Passo, finalmente, à Grã-Escola Filosófica do Sorriso do Desdém, capitaneada pelo meu primo Walter Ubaldo (o nome não é de família, mas é porque todos os prenomes em minha família ou têm Ubaldo ou têm Manuel). Mantinha como obras basilares O Príncipe, de Maquiavel, e Palavras Cínicas, o nome de cujo autor esqueci. Havia também textos auxiliares, como os de Pittigrilli e Vargas Villa. A ascese do mestre consistia em copiar, em sua bem trabalhada caligrafia, todos os cinco ou seis grossos volumes do dicionário Caldas Aulete. Juro a vocês, está aí Ary de Almiro, que pertencia à escola e não me deixa mentir. Qual o propósito de tão esforçada empresa não sei esclarecer, mas é certíssimo que exerceu grande influência no vocabulário do mestre, até quando ele xingava, o que, aliás, era bastante freqüente.

— Apostrofá-lo-ei com doestos e vitupérios candentes! — bradava ele e não havia alma temente a Deus que não estremecesse, ante palavras tão poderosas quão misteriosas.
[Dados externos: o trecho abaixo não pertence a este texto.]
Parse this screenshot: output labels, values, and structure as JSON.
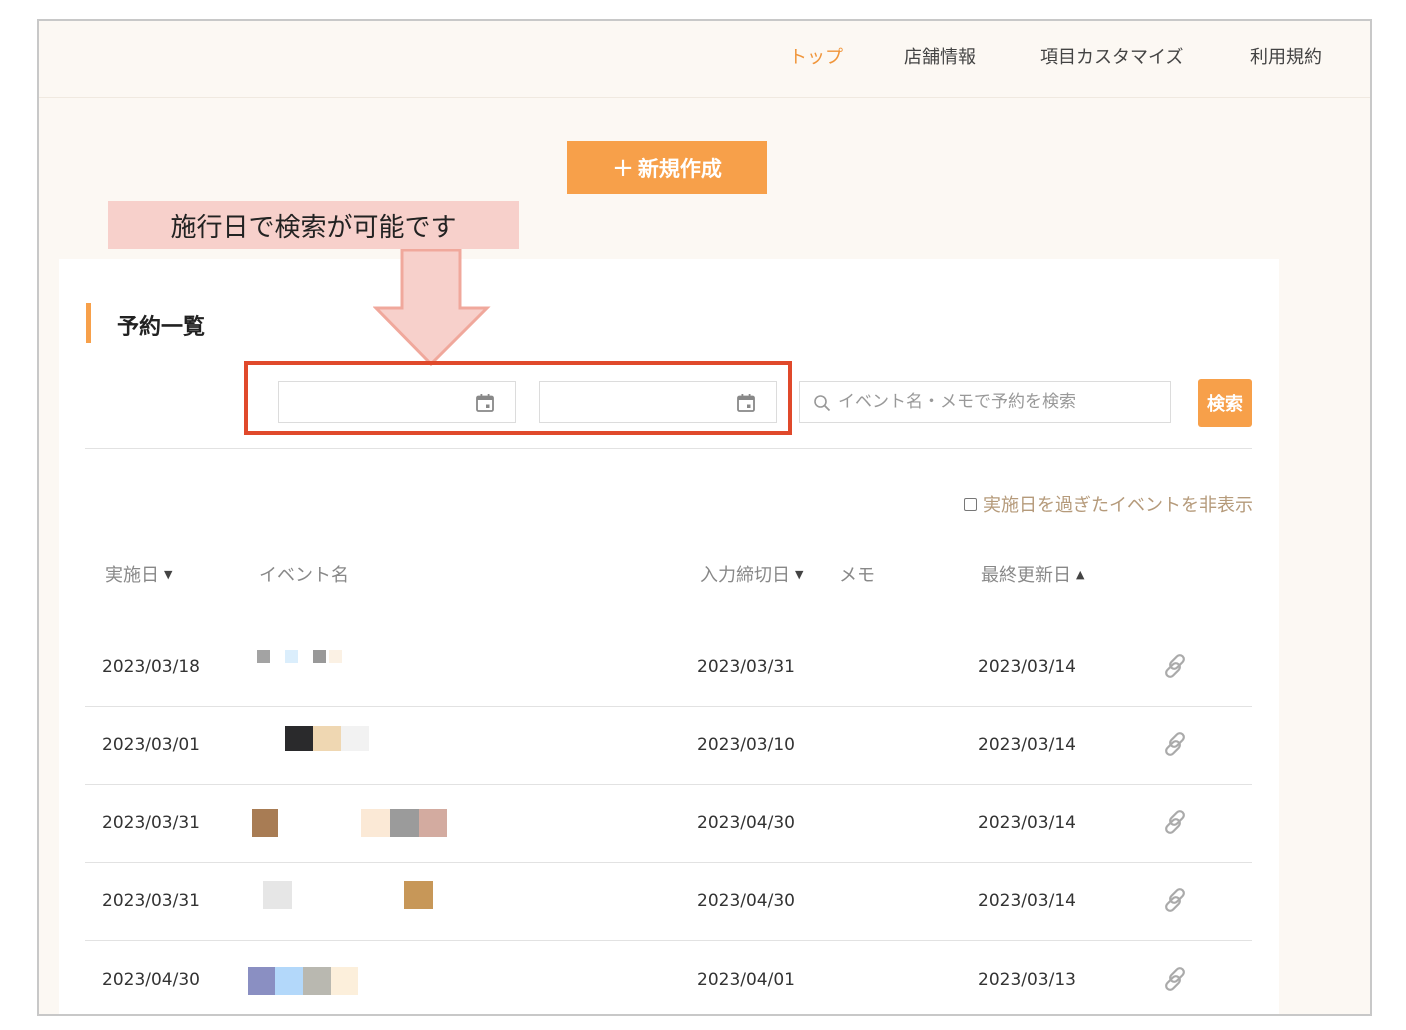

A prática da escola consistia na utilização generalizada do sorriso de desdém. Vocês podem experimentar no espelho. Entortem as comissuras, mostrem uma par de dentes, soltem um pouco de ar pelo nariz e aí está, com um pouco mais de treino, um sorriso de desdém. Lembro-me das palavras dele: "Mais forte que a arma do soldado, mais poderoso que a pena do escritor, mais contundente que a palavra do orador, é o sorriso de desdém."

— O sorriso de desdém — urrava ele, para seus discípulos mesmerizados.

— A maior arma que o homem tem!

No auge do sucesso da escola, a gente já estava acostumada, mas os visitantes estranhavam um pouco aquele pessoal circulando de boca torta e meneios de cabeça intrigantes. Até a mim, primo estimado, Walter aplicou uns dois sorrisos de desdém. E tudo corria bem, até a fatídica noite em que os filósofos do desdém foram tomar umas cervejas no antigo bar de Waldemar, hoje de Espanha. Cerveja pra lá, cerveja pra cá, prédicas pra cá, cerveja pra lá — chegou a hora de fechar o bar. Waldemar entregou a conta a Walter. Recebeu um sorriso de desdém de derrubar qualquer um. A mesma coisa com todos, sorriso de desdém por tudo quanto é canto, em vez do dinheiro da despesa. Waldemar, que se interessava muito pouco por filosofia, ficou bastante agastado com aquele comportamento e foi se queixar ao coronel Ubaldo — avô de Walter e meu. O coronel, que não era conhecido por sua munificência, pagou a dívida, mas espinafrou a escola, proibiu suas atividades e, em mais um exemplo da incompreensão que costuma perseguir os filósofos, interditou as instalações acadêmicas e — calamidade das calamidades — confiscou o Caldas Aulete, negando, assim, à Humanidade aquilo que poderia vir a ser uma verdadeira revolução no pensamento ocidental. Se bem que, quando vejo certas autoridades governamentais falando ao povo na tevê, tenho a impressão de que o pensamento de Walter Ubaldo ainda vive.

Para encerrar, transmito-lhes o segredo daquele que chamarei de A., para não prejudicar suas atividades, que continuam florescentes. A. é famoso pelo seu sucesso com as mulheres, mulheres de todas as extrações. Com isso, desperta a cupidez e a inveja de seu vasto círculo de amigos. Qual é o segredo? Ele não se furta a revelá-lo, com grande singeleza.

— Eu conto, mas vocês não acreditam — diz ele.

— O segredo é simpres: mulher é igual a homem.

— Como, igual a homem?

— Igual a homem, igual a homem. Tudo o que o homem pensa de safadeza, ela também pensa. O único truque delas é fazer a gente pensar que existe psicologia feminina. Não existe nenhuma psicologia feminina, só existe psicologia-psicologia, é tudo igual, a mesma safadeza que a gente pensa elas também pensam, igualzinho. Mas aí a gente vai na onda delas e dança. Não existe psicologia feminina. Quando aparece um problema, a gente tem de pensar: se eu fosse ela, o que era que eu fazia? Aí vai, faz isso e dá certo. Mulher é igual a homem.

E, com esta última pérola, despeço-me por hoje. Mulher é igual a homem. Vão em frente que dá certo. E, se não der, paciência, perde-se aqui, ganha-se acolá. Pior seria, se pior fosse.